After two decades of being unable to fulfill Hardy's financial request, a solution came on principal J. Austin Brown's desk. He received a flyer and an email about a video contest that would award the winners new athletic equipment.
For a shot at $25,000 worth of apparel, footwear and other necessities, Brown and Hardy turned to a group of sophomores that formed a video club for their financial solution.
"Those young people had done such a great job of making videos of issues that were student's concerns during the course of the school year," Brown said. "Their videos were really very, very good. I decided that I would give them a chance to produce this video because they had such a good job on the previous videos."
Having just started the club a year ago, the group of 10th graders managed to tackle a number of videos that were presented to them. When Brown approached the club about entering the Redskins' video contest, he told them that they had a week to complete the project in addition to making it one minute or less.
The students put together a video that showed how their school loved to participate in athletics, but did not have the funds to perform at their best. In the submission, the video's main point of purpose was showing that their equipment needed an upgrade by filming soccer goals breaking down and students playing with basketballs not having enough air in them.
After Brown watched the ultimate version, he was blown away and thought the school had a chance to claim one of the smaller prizes. He was amazed when he found out his school had won the entire contest.
"When I saw the final product, I said 'man, this is great. You guys really exceeded my expectations,'" Brown said. "I thought we had a chance we had to win something. I didn't know that would be the grand prize."
The Washington Redskins Charitable Foundation and Good Sports donated sports equipment to Richmond Community High School on Friday, August 3rd, 2018.
With the new equipment, Hardy plans on continuing to push the "lesser" sports so his students can look forward to coming to class. This challenge was difficult without new equipment because things would constantly get broken and the school did not have the budget to replace them right away, with electives taking a "backburner" to the other classes.
Having $25,000 worth of new items for his classes, Hardy hopes that it will allow the school to start an after school intramural club as well as the kids having more enjoyment.
"This is going to be a fun year," Hardy said. "I got so many choices to choose from now. The thing with P.E., a lot of kids get bored with P.E. because they do the same thing over and over again. Now, here, it'll be different because now they're not going to know what to expect when they come to the gym and that's going to make it exciting for them."
Going into the fourth year of the partnership between the Washington Redskins Charitable Foundation and Good Sports, they have distributed over $182,000 and served more than 27,000 kids in the Richmond area. The "Show Us How You Move" video contest resulted in five schools and youth sports programs from the Richmond area receiving a combined total of $57,000 in equipment that impacted more than 6,000 kids.
The organizations conducted a ceremony on Friday at the high school, where the equipment was revealed and a special appearance was made by players Kapri Bibbs, Dustin Hopkins, Anthony Lanier II, and Colt McCoy. Kids in attendance got to test out the new equipment, participating in fitness stations as well as playing gym games with the athletes.

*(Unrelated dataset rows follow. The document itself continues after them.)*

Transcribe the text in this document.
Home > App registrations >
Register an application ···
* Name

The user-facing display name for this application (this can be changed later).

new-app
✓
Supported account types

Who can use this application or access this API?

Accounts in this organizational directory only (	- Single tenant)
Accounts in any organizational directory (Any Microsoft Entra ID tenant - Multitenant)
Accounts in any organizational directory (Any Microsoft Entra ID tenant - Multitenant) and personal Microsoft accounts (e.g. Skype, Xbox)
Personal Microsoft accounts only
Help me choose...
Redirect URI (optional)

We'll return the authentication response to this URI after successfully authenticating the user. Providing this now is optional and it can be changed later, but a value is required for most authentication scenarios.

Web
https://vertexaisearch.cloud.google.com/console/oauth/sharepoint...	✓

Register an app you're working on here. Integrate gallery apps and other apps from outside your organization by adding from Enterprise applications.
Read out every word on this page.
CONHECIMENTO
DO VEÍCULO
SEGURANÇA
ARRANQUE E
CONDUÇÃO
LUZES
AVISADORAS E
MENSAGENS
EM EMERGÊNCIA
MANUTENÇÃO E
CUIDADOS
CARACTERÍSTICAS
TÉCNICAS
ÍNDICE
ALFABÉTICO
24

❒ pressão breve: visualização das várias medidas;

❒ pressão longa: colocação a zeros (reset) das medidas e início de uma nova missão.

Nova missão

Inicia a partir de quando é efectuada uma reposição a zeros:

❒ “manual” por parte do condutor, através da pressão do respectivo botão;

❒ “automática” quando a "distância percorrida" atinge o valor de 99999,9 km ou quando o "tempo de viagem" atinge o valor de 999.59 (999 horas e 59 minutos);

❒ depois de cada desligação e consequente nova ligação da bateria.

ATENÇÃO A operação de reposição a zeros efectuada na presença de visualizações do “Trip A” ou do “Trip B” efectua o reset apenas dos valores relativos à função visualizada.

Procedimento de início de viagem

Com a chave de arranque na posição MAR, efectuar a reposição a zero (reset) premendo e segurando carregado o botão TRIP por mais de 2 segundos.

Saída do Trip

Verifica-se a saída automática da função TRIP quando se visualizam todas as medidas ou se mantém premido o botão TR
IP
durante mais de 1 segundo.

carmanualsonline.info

"To see the Redskins give back to schools like this is amazing," Bibbs said. "This is what the world's all about. This is what getting a blessing is all about...I think the Redskins do a great job of always doing that, always giving back to the community, always giving us opportunities, ample opportunities, to come back and give to the community as well and that's real important. This is what we do we do. This is what we out here for."